I have also jumped head-first into the daunting task of organizing all of my recipe clippings. So far, I have organized the bulk of my recipes (a pile of pages four inches thick) into hanging files with no less than 16 categories. The recipes that I have tested and enjoyed are in a second pile that will eventually be stored in a three-ring binder with cooking notes and suggestions.
To initiate my fall cooking endeavors, I pulled a recipe from the November 2006 Gourmet out of the stack. It turned out so well that it was quickly upgraded to the "three-ring binder" pile.
Squash and Spinach Gratin
Adapted from Gourmet
3 (10-oz) packages frozen, chopped leaf spinach, thawed
5 tablespoons unsalted butter plus additional for greasing pan
1 small Vidalia onion, finely chopped
4 garlic cloves, minced
1 1/2 teaspoons salt
3/4 teaspoon black pepper
Rounded 1/4 teaspoon freshly grated nutmeg
1 cup heavy cream
4 lb butternut squash (2 large), peeled, quartered, and seeded
2 oz finely grated Parmigiano-Reggiano
Thoroughly squeeze spinach in small handfuls to remove excess moisture and transfer to a bowl.
Melt 3 tablespoons butter in an 8-inch heavy skillet over moderately low heat. Cook onion and garlic, stirring, until softened, 3 to 5 minutes. Add onion mixture to spinach along with salt, pepper, nutmeg, and cream and stir to combine.
Preheat oven to 400F. Butter a 3-quart shallow baking dish.
Cut squash to separate bulb section from solid neck section, then cut pieces into 1/8-inch-thick slices. An adjustable blade slicer is extremely helpful here.
Layer squash and spinach mixture in baking dish, using about one fifth of squash and one fourth of spinach for each layer, beginning and ending with squash. Top each layer with a portion of the grated cheese.
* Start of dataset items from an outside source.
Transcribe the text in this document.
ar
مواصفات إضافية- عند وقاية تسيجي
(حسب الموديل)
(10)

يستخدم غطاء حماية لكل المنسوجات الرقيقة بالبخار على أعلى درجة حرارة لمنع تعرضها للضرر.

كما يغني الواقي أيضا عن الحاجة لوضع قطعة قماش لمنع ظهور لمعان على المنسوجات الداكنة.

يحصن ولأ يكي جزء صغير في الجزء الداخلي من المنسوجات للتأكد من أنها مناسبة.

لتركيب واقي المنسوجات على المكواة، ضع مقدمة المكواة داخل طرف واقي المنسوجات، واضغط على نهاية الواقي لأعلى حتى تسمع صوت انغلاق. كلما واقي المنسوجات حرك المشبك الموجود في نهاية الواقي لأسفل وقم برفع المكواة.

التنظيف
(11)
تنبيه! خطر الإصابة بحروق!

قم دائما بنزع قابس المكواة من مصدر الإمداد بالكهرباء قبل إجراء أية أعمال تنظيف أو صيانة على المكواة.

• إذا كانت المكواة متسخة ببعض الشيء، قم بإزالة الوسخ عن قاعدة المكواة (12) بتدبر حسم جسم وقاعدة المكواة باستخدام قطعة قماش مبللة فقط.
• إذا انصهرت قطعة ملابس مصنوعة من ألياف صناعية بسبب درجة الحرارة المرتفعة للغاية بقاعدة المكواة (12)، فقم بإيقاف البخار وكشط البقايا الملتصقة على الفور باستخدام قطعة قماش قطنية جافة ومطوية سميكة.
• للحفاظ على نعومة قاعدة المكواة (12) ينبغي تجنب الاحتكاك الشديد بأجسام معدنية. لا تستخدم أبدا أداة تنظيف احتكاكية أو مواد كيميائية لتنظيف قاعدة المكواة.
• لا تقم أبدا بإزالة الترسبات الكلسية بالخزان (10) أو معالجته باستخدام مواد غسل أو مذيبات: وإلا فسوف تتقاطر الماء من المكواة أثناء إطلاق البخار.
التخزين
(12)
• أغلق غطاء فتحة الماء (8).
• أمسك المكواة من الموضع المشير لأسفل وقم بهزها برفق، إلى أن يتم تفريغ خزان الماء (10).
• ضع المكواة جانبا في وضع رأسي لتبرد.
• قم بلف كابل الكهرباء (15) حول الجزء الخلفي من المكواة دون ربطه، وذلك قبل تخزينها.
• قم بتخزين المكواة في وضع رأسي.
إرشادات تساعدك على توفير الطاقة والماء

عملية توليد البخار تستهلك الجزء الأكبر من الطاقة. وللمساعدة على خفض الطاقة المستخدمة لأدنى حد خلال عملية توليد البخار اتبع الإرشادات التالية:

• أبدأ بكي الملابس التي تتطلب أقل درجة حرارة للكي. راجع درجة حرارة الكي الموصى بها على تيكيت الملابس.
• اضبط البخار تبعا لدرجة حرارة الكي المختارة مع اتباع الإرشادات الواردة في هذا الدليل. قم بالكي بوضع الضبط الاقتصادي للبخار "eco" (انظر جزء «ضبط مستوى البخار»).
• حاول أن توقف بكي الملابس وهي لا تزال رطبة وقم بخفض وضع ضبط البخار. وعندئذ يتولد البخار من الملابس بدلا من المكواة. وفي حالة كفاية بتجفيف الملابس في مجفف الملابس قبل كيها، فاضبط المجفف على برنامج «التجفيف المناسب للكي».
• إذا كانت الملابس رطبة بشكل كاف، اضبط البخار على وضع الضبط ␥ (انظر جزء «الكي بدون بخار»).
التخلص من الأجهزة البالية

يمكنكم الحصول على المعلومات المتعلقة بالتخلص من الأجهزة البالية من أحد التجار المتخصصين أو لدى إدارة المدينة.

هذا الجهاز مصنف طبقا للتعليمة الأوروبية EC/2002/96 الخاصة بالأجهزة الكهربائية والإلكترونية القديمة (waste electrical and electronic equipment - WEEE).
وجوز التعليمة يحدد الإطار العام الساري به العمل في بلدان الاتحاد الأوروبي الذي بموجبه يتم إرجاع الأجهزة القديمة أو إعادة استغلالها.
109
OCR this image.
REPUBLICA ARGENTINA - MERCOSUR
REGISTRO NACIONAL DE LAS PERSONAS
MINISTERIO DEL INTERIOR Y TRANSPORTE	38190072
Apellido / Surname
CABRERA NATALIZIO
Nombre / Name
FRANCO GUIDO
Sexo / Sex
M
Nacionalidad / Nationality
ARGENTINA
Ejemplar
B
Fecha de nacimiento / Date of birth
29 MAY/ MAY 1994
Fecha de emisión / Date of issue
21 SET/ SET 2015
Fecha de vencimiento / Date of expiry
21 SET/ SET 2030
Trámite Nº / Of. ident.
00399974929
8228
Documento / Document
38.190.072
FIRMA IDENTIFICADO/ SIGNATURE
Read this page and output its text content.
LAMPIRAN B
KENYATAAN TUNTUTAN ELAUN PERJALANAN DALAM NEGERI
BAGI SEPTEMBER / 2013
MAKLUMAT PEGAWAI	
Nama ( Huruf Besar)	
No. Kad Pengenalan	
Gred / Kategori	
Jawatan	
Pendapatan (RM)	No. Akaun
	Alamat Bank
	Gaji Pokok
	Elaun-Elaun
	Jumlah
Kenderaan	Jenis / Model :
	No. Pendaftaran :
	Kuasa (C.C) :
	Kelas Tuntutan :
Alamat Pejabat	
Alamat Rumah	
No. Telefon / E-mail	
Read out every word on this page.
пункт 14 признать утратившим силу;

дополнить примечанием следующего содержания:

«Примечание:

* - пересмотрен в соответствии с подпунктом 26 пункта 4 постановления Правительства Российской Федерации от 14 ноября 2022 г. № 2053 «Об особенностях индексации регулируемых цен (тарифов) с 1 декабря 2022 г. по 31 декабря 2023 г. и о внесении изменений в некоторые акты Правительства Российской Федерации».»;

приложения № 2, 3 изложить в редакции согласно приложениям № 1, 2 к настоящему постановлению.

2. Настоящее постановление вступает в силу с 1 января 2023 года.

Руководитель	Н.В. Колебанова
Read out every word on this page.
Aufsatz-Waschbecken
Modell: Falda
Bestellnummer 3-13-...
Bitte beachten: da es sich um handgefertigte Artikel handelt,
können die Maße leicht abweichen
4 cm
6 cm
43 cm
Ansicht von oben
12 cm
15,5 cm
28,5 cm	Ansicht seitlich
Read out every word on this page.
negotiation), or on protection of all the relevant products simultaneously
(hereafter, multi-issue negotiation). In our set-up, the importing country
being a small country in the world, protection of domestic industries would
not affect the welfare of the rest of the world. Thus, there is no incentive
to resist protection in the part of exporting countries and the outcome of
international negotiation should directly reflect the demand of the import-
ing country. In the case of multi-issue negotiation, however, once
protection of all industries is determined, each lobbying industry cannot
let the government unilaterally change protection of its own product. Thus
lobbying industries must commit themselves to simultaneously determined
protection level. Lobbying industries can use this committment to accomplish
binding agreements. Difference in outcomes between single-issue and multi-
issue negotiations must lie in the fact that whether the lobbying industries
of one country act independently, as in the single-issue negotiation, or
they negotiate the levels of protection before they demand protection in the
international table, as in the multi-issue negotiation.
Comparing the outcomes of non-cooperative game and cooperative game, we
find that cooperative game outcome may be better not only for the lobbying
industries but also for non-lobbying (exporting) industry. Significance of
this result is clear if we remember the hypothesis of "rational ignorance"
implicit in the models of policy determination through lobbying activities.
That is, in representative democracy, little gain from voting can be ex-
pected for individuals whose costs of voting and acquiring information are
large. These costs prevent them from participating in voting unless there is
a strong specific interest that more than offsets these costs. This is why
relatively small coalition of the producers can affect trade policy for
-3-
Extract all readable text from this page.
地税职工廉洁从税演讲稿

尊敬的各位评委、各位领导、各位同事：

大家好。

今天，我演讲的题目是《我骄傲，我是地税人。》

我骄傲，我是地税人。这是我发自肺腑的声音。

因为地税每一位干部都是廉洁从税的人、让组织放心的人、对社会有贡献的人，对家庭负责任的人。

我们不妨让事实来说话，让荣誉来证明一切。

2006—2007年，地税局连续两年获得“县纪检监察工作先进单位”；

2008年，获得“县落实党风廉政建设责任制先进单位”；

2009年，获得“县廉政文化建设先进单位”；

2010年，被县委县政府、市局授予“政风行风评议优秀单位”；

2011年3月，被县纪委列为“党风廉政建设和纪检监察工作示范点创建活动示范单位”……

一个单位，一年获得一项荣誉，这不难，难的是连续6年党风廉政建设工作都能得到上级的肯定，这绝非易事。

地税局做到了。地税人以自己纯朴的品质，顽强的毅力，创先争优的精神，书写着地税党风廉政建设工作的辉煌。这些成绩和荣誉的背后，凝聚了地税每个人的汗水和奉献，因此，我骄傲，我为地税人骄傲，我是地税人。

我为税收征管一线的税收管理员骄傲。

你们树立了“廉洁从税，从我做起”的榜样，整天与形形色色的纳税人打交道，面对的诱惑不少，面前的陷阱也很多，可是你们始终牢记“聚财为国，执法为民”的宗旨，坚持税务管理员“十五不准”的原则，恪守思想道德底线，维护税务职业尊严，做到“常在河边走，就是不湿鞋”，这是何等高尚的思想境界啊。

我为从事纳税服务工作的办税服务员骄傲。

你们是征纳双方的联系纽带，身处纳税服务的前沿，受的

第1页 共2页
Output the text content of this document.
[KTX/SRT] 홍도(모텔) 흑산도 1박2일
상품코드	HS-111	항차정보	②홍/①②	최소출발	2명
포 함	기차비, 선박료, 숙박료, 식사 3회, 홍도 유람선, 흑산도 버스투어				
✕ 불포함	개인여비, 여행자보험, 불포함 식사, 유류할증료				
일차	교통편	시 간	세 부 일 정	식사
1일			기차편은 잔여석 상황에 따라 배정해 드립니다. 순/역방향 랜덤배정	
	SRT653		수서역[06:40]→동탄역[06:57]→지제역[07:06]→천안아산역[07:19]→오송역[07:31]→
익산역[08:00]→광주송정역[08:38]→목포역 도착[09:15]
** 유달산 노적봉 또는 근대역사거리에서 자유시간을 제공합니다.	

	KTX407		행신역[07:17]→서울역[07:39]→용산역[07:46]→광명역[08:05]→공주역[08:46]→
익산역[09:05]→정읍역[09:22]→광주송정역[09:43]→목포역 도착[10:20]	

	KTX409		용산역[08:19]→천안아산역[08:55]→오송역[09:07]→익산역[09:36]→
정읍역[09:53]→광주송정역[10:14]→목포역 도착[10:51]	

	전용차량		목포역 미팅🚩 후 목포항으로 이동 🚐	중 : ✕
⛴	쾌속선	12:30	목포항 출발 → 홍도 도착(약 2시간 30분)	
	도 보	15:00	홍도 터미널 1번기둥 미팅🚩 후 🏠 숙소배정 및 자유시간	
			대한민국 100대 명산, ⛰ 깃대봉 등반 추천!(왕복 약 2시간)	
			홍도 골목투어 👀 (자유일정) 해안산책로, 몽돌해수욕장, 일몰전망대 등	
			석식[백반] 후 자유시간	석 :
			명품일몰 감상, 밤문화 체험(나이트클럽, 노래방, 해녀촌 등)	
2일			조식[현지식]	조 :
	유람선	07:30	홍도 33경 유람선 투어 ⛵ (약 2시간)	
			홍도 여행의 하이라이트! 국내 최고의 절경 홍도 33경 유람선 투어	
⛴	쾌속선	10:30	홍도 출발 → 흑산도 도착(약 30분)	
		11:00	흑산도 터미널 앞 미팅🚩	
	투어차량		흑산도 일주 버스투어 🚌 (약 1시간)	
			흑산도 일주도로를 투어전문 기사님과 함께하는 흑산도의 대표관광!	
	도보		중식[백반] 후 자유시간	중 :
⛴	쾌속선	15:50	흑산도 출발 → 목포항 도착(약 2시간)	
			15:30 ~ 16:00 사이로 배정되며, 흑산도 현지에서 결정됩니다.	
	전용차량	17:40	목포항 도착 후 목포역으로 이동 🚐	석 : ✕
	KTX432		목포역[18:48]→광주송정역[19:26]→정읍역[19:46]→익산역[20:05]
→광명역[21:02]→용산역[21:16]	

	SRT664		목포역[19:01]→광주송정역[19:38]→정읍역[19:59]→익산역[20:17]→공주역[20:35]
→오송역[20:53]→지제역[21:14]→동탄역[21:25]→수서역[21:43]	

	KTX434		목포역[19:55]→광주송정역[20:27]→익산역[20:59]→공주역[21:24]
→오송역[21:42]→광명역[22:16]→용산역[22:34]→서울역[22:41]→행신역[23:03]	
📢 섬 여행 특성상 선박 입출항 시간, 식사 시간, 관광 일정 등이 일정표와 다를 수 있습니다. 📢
Sprinkle top layer of squash with cheese and dot with remaining 2 tablespoons butter. Cover with tin foil and bake until squash is tender and filling is bubbling, 25 to 30 minutes.
Remove the foil and bake gratin until browned in spots, 10 to 15 minutes, or broil 3 inches from heat, 2 to 3 minutes.
I've been playing around with the site a bit. I hope you don't mind. One day my brother will help me design a fancy site, but he is busy with people who actually pay him for web design at the moment. Feel free to offer your input as I screw around with things like the banner and the picture format. I have received fairly universal, "It looks too harsh" feedback from the opinions I solicited thus far.